March 3, 2004
By Bloomberg
Cape Town - Sanlam, Africa's biggest life insurer by premiums, would probably report on Friday that earnings rose 42 percent, as it cut costs and improved its investment performance, analysts said this week.
Earnings a share before one-time items and goodwill amortisation would probably rise to R1.23 a share from 86.7c, according to the median forecast of seven analysts surveyed by Thomson Financial.
In September, Sanlam chief executive Johan van Zyl pledged to cut costs by as much as 20 percent and improve investment performance.
In January, Cape Town-based Sanlam said in a trading update that 2003 profit had shown a "material overall" increase.
"We would like to see whether they are delivering on cost savings," said Neville Chester, a fund manager at Coronation Asset Management. "We are expecting new business to be down - it's the magnitude of the decrease that's important."
Sanlam plans to release its annual earnings on March 5.
"I don't expect fireworks - it's too early to see the long-term benefits [of the cost cutting]," said Ian Troost, an insurance analyst at Metropolitan Asset Managers.
"In the second half they had to retrench people.

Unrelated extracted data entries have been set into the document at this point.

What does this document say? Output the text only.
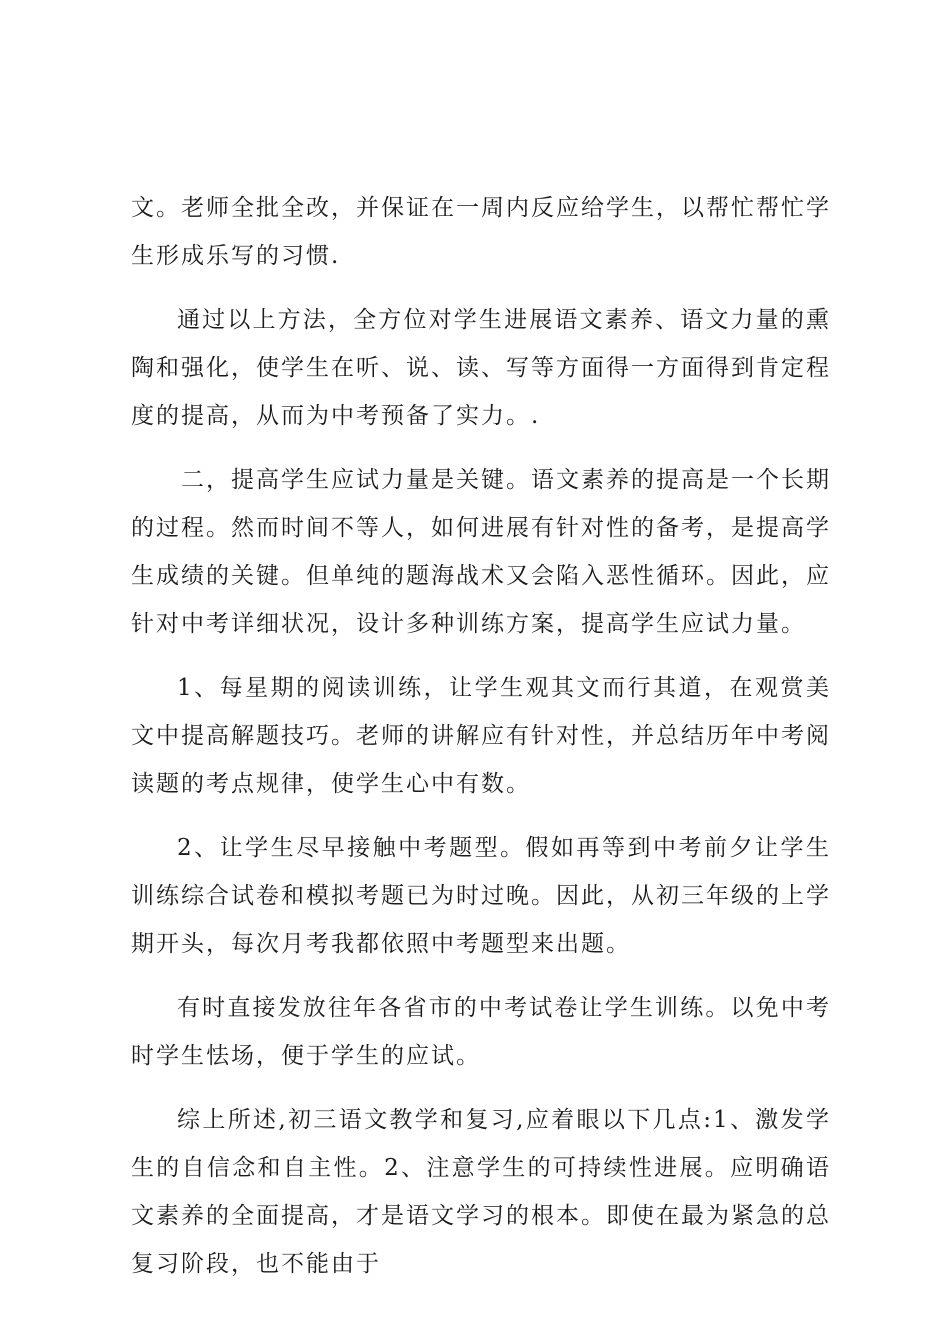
文。老师全批全改，并保证在一周内反应给学生，以帮忙帮忙学生形成乐写的习惯.

通过以上方法，全方位对学生进展语文素养、语文力量的熏陶和强化，使学生在听、说、读、写等方面得一方面得到肯定程度的提高，从而为中考预备了实力。.

二，提高学生应试力量是关键。语文素养的提高是一个长期的过程。然而时间不等人，如何进展有针对性的备考，是提高学生成绩的关键。但单纯的题海战术又会陷入恶性循环。因此，应针对中考详细状况，设计多种训练方案，提高学生应试力量。

1、每星期的阅读训练，让学生观其文而行其道，在观赏美文中提高解题技巧。老师的讲解应有针对性，并总结历年中考阅读题的考点规律，使学生心中有数。

2、让学生尽早接触中考题型。假如再等到中考前夕让学生训练综合试卷和模拟考题已为时过晚。因此，从初三年级的上学期开头，每次月考我都依照中考题型来出题。

有时直接发放往年各省市的中考试卷让学生训练。以免中考时学生怯场，便于学生的应试。

综上所述,初三语文教学和复习,应着眼以下几点:1、激发学生的自信念和自主性。2、注意学生的可持续性进展。应明确语文素养的全面提高，才是语文学习的根本。即使在最为紧急的总复习阶段，也不能由于
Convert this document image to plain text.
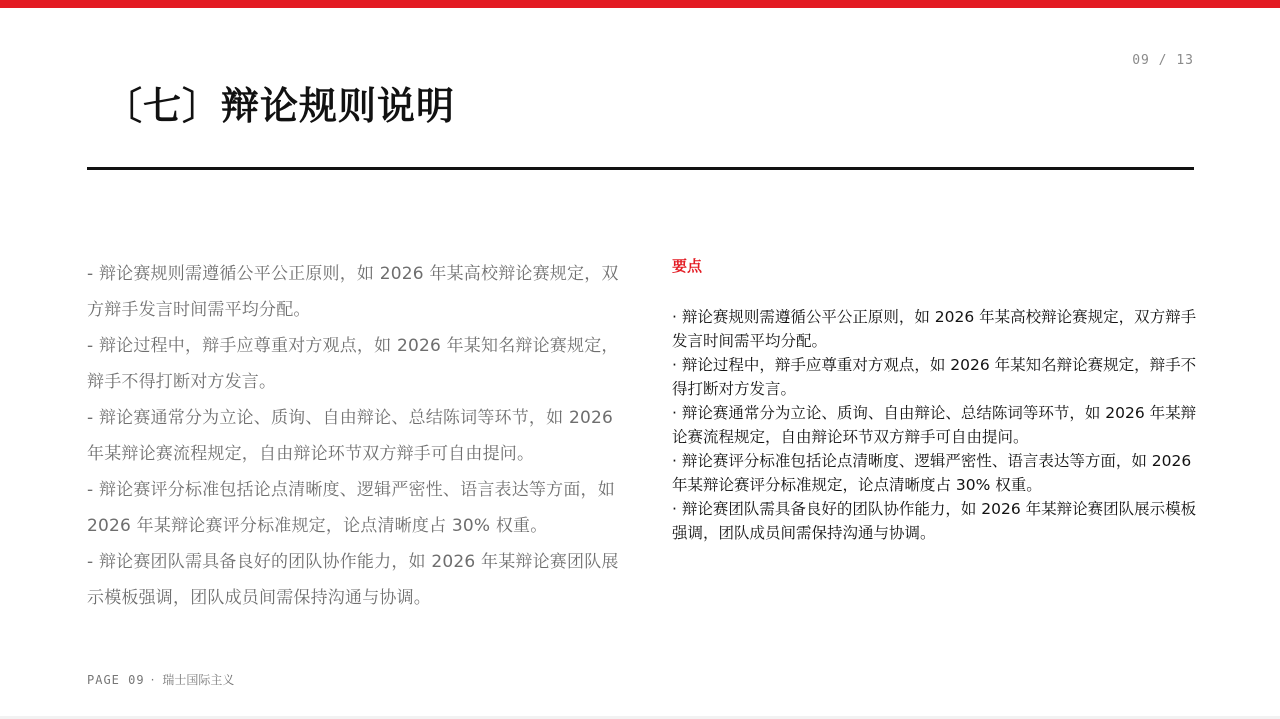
09 / 13
〔七〕辩论规则说明
- 辩论赛规则需遵循公平公正原则，如 2026 年某高校辩论赛规定，双方辩手发言时间需平均分配。
- 辩论过程中，辩手应尊重对方观点，如 2026 年某知名辩论赛规定，辩手不得打断对方发言。
- 辩论赛通常分为立论、质询、自由辩论、总结陈词等环节，如 2026 年某辩论赛流程规定，自由辩论环节双方辩手可自由提问。
- 辩论赛评分标准包括论点清晰度、逻辑严密性、语言表达等方面，如 2026 年某辩论赛评分标准规定，论点清晰度占 30% 权重。
- 辩论赛团队需具备良好的团队协作能力，如 2026 年某辩论赛团队展示模板强调，团队成员间需保持沟通与协调。
要点
· 辩论赛规则需遵循公平公正原则，如 2026 年某高校辩论赛规定，双方辩手发言时间需平均分配。
· 辩论过程中，辩手应尊重对方观点，如 2026 年某知名辩论赛规定，辩手不得打断对方发言。
· 辩论赛通常分为立论、质询、自由辩论、总结陈词等环节，如 2026 年某辩论赛流程规定，自由辩论环节双方辩手可自由提问。
· 辩论赛评分标准包括论点清晰度、逻辑严密性、语言表达等方面，如 2026 年某辩论赛评分标准规定，论点清晰度占 30% 权重。
· 辩论赛团队需具备良好的团队协作能力，如 2026 年某辩论赛团队展示模板强调，团队成员间需保持沟通与协调。
PAGE 09 · 瑞士国际主义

There should be short-term costs that were incurred," Troost said.
Sanlam made a R943 million net profit in the first half of last year, its first profitable period in 18 months.

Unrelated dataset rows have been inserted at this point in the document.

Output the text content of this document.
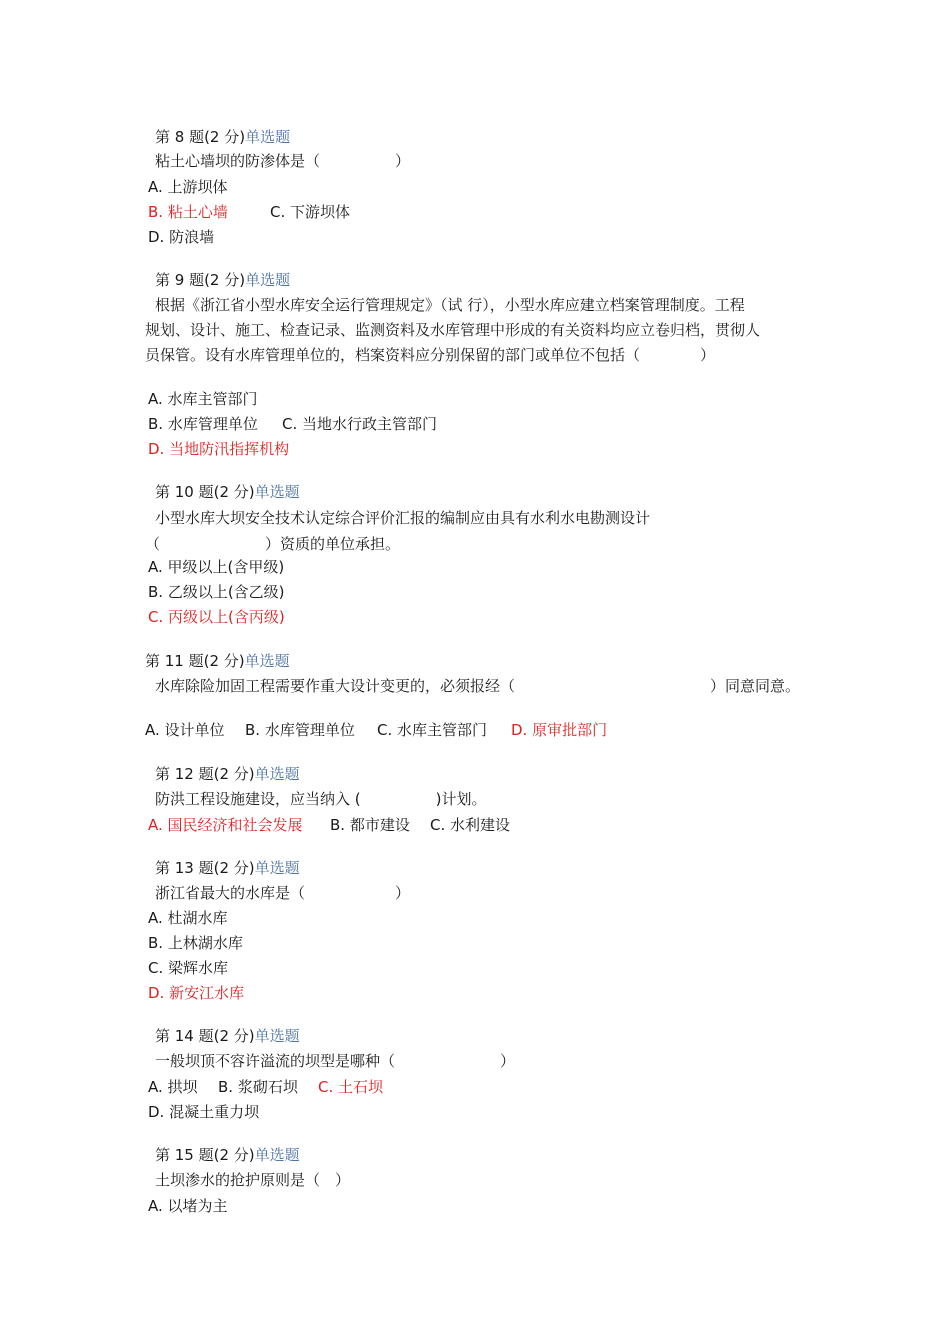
第 8 题(2 分)单选题
粘土心墙坝的防渗体是（　　　　　）
A. 上游坝体
B. 粘土心墙	C. 下游坝体
D. 防浪墙
第 9 题(2 分)单选题
根据《浙江省小型水库安全运行管理规定》（试 行），小型水库应建立档案管理制度。工程
规划、设计、施工、检查记录、监测资料及水库管理中形成的有关资料均应立卷归档，贯彻人
员保管。设有水库管理单位的，档案资料应分别保留的部门或单位不包括（　　　　）
A. 水库主管部门
B. 水库管理单位 C. 当地水行政主管部门
D. 当地防汛指挥机构
第 10 题(2 分)单选题
小型水库大坝安全技术认定综合评价汇报的编制应由具有水利水电勘测设计
（　　　　　　　）资质的单位承担。
A. 甲级以上(含甲级)
B. 乙级以上(含乙级)
C. 丙级以上(含丙级)
第 11 题(2 分)单选题
水库除险加固工程需要作重大设计变更的，必须报经（　　　　　　　　　　　　　）同意同意。
A. 设计单位 B. 水库管理单位 C. 水库主管部门 D. 原审批部门
第 12 题(2 分)单选题
防洪工程设施建设，应当纳入 (　　　　　)计划。
A. 国民经济和社会发展 B. 都市建设 C. 水利建设
第 13 题(2 分)单选题
浙江省最大的水库是（　　　　　　）
A. 杜湖水库
B. 上林湖水库
C. 梁辉水库
D. 新安江水库
第 14 题(2 分)单选题
一般坝顶不容许溢流的坝型是哪种（　　　　　　　）
A. 拱坝 B. 浆砌石坝 C. 土石坝
D. 混凝土重力坝
第 15 题(2 分)单选题
土坝渗水的抢护原则是（　）
A. 以堵为主
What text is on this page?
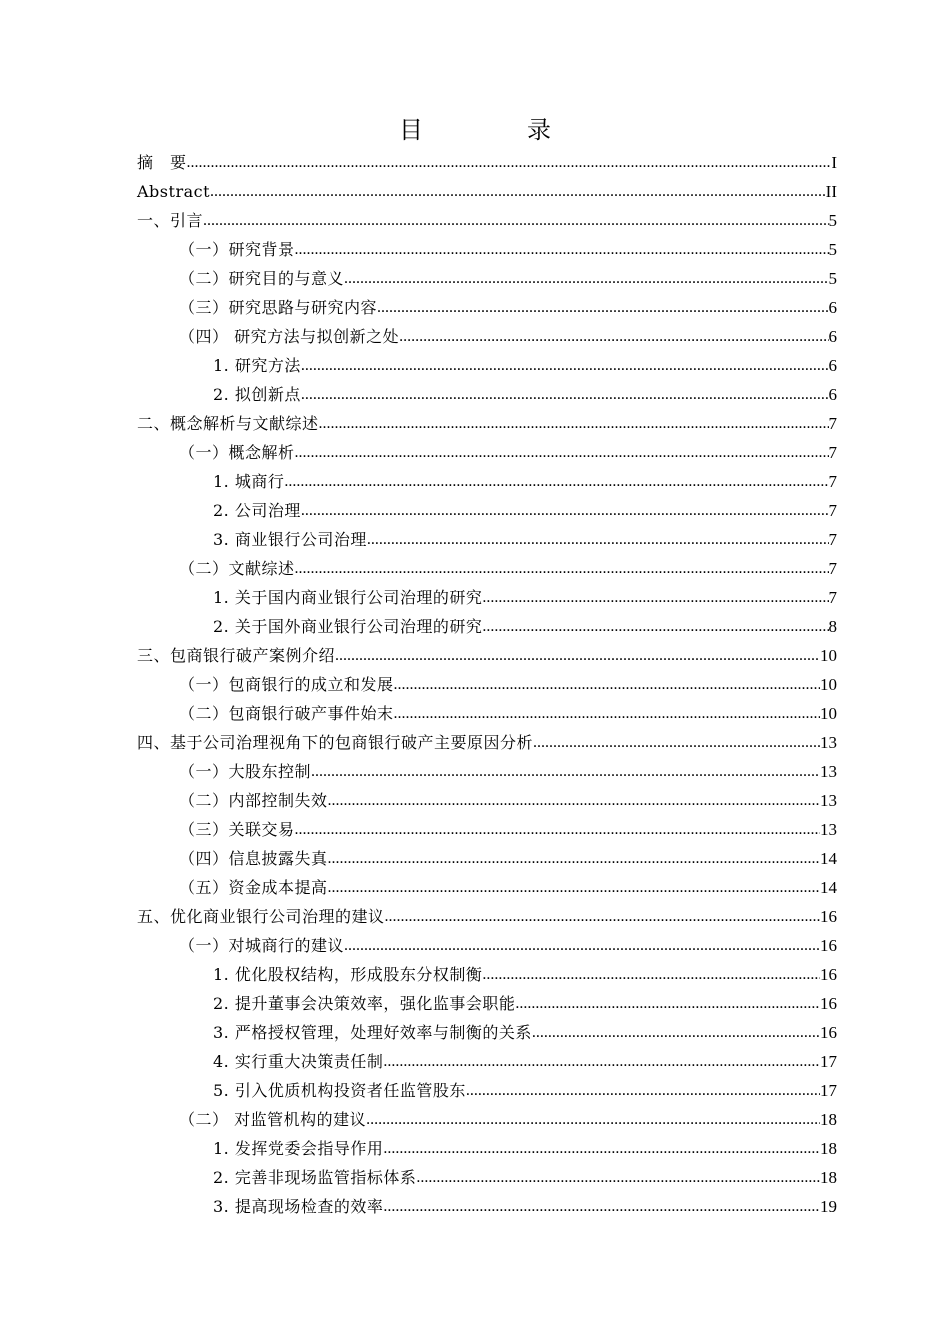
目　录
摘　要 .....	I
Abstract .....	II
一、引言 .....	5
（一）研究背景 .....	5
（二）研究目的与意义 .....	5
（三）研究思路与研究内容 .....	6
（四） 研究方法与拟创新之处 .....	6
1. 研究方法 .....	6
2. 拟创新点 .....	6
二、概念解析与文献综述 .....	7
（一）概念解析 .....	7
1. 城商行 .....	7
2. 公司治理 .....	7
3. 商业银行公司治理 .....	7
（二）文献综述 .....	7
1. 关于国内商业银行公司治理的研究 .....	7
2. 关于国外商业银行公司治理的研究 .....	8
三、包商银行破产案例介绍 .....	10
（一）包商银行的成立和发展 .....	10
（二）包商银行破产事件始末 .....	10
四、基于公司治理视角下的包商银行破产主要原因分析 .....	13
（一）大股东控制 .....	13
（二）内部控制失效 .....	13
（三）关联交易 .....	13
（四）信息披露失真 .....	14
（五）资金成本提高 .....	14
五、优化商业银行公司治理的建议 .....	16
（一）对城商行的建议 .....	16
1. 优化股权结构，形成股东分权制衡 .....	16
2. 提升董事会决策效率，强化监事会职能 .....	16
3. 严格授权管理，处理好效率与制衡的关系 .....	16
4. 实行重大决策责任制 .....	17
5. 引入优质机构投资者任监管股东 .....	17
（二） 对监管机构的建议 .....	18
1. 发挥党委会指导作用 .....	18
2. 完善非现场监管指标体系 .....	18
3. 提高现场检查的效率 .....	19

Those results were buoyed by increased earnings at Absa, in which it holds 23 percent.
Sanlam's earnings should be boosted by its asset management unit, which won R8 billion in new business in 2003 after it appointed a new staff and chief executive and improved its investment performance.
Sanlam's shares rose 33 percent in the past 12 months as the FTSE/JSE Africa all share index gained 30 percent.
London-based rival Old Mutual's share price gained 14 percent, while Liberty Group, South Africa's second-biggest life insurer by premiums, advanced 2 percent.
Sanlam closed 11c higher at R9.43. Liberty improved 55c to R55.35 and Old Mutual was down 1c to R11.88.